An Introduction to Stochastic Dynamic Programming

Mean-Variance Optimization (MVO) is well known to the financial community. MVO yields the optimal asset allocation for a given level of risk for a single time period assuming returns are normally distributed. The results of MVO are not however applicable to multiple time periods. MVO also requires the user specify the amount of risk to be taken, which can be difficult to pin down. MVO is sometimes criticized for a lack of sensitivity analysis. If two asset classes are very similar then small perturbations in them can drastically alter the output of MVO. This criticism however does not apply to two very distinct asset classes such as stocks and bonds.

Stochastic Dynamic Programming (SDP) is also a known quantity, but far less so. This lack of recognition is surprising given that for small numbers of asset classes SDP can do everything MVO can do, can also handle the multiple time period case, non-normal return distributions, and automatically determines the optimal risk level for meeting retirement or other higher level goals. For large number of asset classes SDP can be used to generalize the results of MVO over multiple time periods, or over a lifetime. SDP is a general purpose mathematical technique. The rest of this note describes how SDP can be used to compute multi-period asset allocations.

At first, computing a multi-period asset allocation might seem computationally intractable. Suppose we have 101 different asset allocation possibilities that together represent the MVO efficient frontier. Assume rebalancing is performed annually. Then, over a period of 70 years, there are 101⁷⁰ different asset allocation combinations to be evaluated. And this is to say nothing of the different portfolio sizes, which, as it turns out, warrant different asset allocations. The key to breaking this intractability is the realization that if asset allocations for time t+1 are known, then computing the asset allocation for time t is as simple as trying all of the asset allocation choices for time t, followed by making use of the already known asset allocation decisions for time t+1.

SDP computes asset allocations in reverse time order by starting at the final year, and then working back to the initial year. For the final year, and for each given portfolio size, computing the asset allocation is simple. SDP tries each asset allocation possibility, performs a set of single time step simulations corresponding to the annual return historical record or the projected returns distribution, computes the portfolio success probability, and decides on the best asset allocation for maximizing success. Then SDP moves back to the prior year. Again for each given portfolio size, and for each asset allocation possibility, SDP performs a set of single time step simulations, but this time SDP uses the resulting portfolio sizes from these single time step simulations to look up the portfolio success probabilities associated with future times. SDP then combines these success probabilities and picks the best asset allocation. In this way SDP builds up the asset allocation and success probability working backward for every age and every portfolio size.

It is computationally intractable to pre-compute the asset allocations and success probabilities associated with all portfolio sizes. Instead we bucketize portfolio size, computing the results just once for all portfolio sizes lying within a given bucket.

To make our description more concrete suppose that we know the asset allocations and success probabilities for all bucketized portfolio sizes for age 50, and we are currently computing the asset allocation and success probability for age 49, portfolio size $100,000. For each asset allocation possibility, such as 35/65 stocks/bonds, we perform a set of single time set simulations based on the historical record.
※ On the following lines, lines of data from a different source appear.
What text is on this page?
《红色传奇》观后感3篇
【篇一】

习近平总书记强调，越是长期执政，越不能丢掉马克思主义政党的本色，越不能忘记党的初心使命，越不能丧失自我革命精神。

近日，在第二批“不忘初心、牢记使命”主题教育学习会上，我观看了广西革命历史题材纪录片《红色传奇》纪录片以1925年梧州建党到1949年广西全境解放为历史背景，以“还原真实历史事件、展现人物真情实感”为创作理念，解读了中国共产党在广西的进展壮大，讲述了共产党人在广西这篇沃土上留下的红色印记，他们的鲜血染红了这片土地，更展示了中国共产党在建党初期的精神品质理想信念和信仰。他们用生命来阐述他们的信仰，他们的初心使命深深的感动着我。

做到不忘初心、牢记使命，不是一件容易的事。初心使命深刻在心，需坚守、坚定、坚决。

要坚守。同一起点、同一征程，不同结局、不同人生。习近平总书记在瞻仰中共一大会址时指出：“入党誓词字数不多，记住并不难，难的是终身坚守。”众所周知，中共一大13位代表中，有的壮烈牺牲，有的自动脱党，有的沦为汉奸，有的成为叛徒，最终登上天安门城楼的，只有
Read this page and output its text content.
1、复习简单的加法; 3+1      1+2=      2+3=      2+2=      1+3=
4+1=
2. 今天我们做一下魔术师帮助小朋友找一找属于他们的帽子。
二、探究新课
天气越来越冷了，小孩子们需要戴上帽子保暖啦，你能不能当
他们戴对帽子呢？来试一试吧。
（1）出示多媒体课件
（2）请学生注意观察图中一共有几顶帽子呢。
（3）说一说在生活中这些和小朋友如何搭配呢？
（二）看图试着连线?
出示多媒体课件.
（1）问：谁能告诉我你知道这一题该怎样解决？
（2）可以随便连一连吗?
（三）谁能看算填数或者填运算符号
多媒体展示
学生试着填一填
For instance in one year the (stock, bond) returns might have been (+22%, -3%) and in another (-15%, -8%) giving overall returns for the asset allocation being considered of 5.75% and -10.45%. If we are currently saving $5,000 per year towards retirement, this results in final portfolio sizes for age 49 of $110,750 and $94,550 respectively. Using these portfolio sizes we retrieve the bucketized success probabilities for age 50 of, say, 99.3% and 98.4%. We combine these two success probabilities along with the success probabilities of all the other returns values in the historical record. This gives us the success probability for 35/65. We repeat for all the other asset allocation choices, and pick the best asset allocation. We then repeat for all the other portfolio sizes other than $100,000, and finally we move back to computing the asset allocations and success probabilities for age 48.

When combining success values using SDP you have the flexibility of using an arbitrary function of the current age and portfolio size added to the probability weighted sum of that same function for the immediately succeeding portfolio size possibilities.

Setting that arbitrary function to 1 in the year insolvency first occurs (portfolio size is positive but less than withdrawal amount) and 0 otherwise will optimize for probability of success/failure.
Setting that arbitrary function to 1 whenever portfolio size is zero/negative will optimize for magnitude of failure (where magnitude of failure means the number of years spent insolvent).
Weighting that arbitrary function by the actuarial probability of being alive at that age will optimize for that function over an actuarial variable number of years rather than a fixed, say, 30 year period.
Setting that arbitrary function proportional to the unconditional probability of dying multiplied by the portfolio size plus any of the earlier examples will include placing a value on leaving an inheritance in the optimization.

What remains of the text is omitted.